Sunday, March 9, 2008

Jimmy Boy Runs His Mouth


Jim Cramer is becoming known for his little rants he pulls on TV nowadays and he did it again! This week's target: Hank Paulson, U.S. Secretary of Treasury. Cramer claims that Paulson can save a lot of potential problems by saying that the government will back up Fannie and Freddie paper, but it is very unclear if the government will buy some of these mortgages even though they are selling for relatively cheap. Buying the mortgages will settle some of the problems the markets are experiencing resulting less short term rate cuts will make the future battle on inflation much easier.
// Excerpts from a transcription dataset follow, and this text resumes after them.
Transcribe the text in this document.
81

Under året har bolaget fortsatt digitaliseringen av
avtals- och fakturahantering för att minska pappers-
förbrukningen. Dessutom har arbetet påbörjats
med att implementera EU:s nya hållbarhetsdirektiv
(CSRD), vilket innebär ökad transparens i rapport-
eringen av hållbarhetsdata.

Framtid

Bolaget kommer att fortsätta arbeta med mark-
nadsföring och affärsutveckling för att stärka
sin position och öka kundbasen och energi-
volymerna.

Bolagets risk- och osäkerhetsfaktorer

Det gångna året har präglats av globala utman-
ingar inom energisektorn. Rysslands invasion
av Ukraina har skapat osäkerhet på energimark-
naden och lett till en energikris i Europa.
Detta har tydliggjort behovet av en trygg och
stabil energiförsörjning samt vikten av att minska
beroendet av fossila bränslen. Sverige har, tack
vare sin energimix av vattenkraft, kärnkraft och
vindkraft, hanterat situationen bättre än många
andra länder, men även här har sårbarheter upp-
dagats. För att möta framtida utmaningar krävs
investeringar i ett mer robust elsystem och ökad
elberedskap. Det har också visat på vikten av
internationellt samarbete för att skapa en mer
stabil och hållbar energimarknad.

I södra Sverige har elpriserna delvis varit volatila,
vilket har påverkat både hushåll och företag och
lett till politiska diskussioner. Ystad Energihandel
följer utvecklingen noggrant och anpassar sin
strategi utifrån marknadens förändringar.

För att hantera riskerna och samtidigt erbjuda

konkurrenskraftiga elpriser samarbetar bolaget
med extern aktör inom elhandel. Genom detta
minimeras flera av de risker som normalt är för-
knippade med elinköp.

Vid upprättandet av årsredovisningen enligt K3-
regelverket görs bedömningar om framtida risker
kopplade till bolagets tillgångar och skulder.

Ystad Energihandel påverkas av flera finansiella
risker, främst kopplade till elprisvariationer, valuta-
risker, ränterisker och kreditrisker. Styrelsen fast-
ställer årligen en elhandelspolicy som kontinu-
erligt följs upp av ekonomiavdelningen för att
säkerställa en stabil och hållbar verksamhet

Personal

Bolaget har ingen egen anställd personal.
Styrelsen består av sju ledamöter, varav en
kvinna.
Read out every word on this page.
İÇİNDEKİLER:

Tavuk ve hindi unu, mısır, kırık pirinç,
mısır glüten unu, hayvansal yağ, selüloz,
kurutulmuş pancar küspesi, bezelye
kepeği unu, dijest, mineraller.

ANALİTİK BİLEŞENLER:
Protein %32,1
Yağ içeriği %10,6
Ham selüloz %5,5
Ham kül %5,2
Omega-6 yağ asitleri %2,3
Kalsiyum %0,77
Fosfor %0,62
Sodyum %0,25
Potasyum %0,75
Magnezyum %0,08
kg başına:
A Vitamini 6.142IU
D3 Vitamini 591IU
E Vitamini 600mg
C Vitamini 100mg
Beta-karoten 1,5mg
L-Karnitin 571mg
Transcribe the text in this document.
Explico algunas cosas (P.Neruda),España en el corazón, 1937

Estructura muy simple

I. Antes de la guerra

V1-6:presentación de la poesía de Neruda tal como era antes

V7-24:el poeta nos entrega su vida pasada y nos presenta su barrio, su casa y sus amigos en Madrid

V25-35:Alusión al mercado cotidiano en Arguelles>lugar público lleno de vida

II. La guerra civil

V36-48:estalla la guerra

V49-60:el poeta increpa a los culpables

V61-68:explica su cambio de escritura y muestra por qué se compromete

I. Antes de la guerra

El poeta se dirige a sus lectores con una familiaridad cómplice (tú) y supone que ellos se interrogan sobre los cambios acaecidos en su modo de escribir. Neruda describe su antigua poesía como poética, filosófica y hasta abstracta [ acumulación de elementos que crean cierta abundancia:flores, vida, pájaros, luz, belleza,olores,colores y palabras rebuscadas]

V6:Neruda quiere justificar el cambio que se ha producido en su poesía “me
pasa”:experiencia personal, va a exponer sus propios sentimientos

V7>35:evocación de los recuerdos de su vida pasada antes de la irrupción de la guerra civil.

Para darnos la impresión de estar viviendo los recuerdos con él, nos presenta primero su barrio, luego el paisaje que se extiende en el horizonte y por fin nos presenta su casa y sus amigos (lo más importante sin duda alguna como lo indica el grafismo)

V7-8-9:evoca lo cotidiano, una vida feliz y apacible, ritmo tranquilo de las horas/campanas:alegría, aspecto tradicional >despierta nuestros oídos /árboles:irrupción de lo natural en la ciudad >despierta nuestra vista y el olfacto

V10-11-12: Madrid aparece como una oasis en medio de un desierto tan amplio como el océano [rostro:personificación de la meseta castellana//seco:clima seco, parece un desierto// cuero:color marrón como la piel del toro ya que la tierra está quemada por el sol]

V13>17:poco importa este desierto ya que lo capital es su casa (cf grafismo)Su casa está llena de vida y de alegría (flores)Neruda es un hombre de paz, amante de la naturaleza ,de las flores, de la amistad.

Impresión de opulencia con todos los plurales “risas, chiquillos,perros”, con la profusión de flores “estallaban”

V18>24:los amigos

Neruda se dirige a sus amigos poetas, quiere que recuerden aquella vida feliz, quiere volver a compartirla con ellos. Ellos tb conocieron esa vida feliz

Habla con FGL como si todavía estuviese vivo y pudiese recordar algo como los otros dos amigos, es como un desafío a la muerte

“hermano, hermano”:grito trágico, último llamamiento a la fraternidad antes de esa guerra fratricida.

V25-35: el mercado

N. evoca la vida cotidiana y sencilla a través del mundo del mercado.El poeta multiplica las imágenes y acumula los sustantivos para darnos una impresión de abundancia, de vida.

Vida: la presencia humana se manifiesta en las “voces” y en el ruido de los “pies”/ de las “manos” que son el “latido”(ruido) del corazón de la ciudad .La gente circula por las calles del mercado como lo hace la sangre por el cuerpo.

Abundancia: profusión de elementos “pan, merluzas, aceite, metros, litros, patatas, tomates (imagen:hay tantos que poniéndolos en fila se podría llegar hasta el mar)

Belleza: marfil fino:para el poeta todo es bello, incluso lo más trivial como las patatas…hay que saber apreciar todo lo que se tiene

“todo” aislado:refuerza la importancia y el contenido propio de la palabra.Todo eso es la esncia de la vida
Pretty soon Jim Cramer might not have any friends left on Wall Street.

3 comments:

Ardent Economist said...

I don't follow Cramer so I'm not familiar with the context in which he made this assertion, but the idea that the federal government could/should guarantee freddie and fannie paper is absolutely ludicrous in my opinion. The fed gov't isn't in the business of speculation or for that matter in the business of outright securitization. Precisely the reason why Freddie and Fannie exist and don't have absolute guarantees from the federal government. From my understanding of their quasi-government-backed business models, their cash flows have to be accordingly hedged so they don't take any actual exposure. Their guarantees on subprime loans that on reset qualify for prime rates is only a nominal guarantee in that they'll never have to pay anything for them. Those individuals who qualify for prime rates are unlikely to default in current market conditions anyway. This is an unpopular idea on the street but any claims for liquidity purposes that the gov't will buy subprime MBS without absolute confidence that liquidity can be restored independently later on is simply speculation on their part. Any thoughts on how/why the federal government could legitimize the buying of freddie/fannie backed paper?

DavKSus said...

no thoughts other than agreement.

Anonymous said...

I studies the accuracy and one year returns of Jim Cramer's Jan 2007 stock picks. And guess what? The result is (not) surprising for someone who claim to know everything.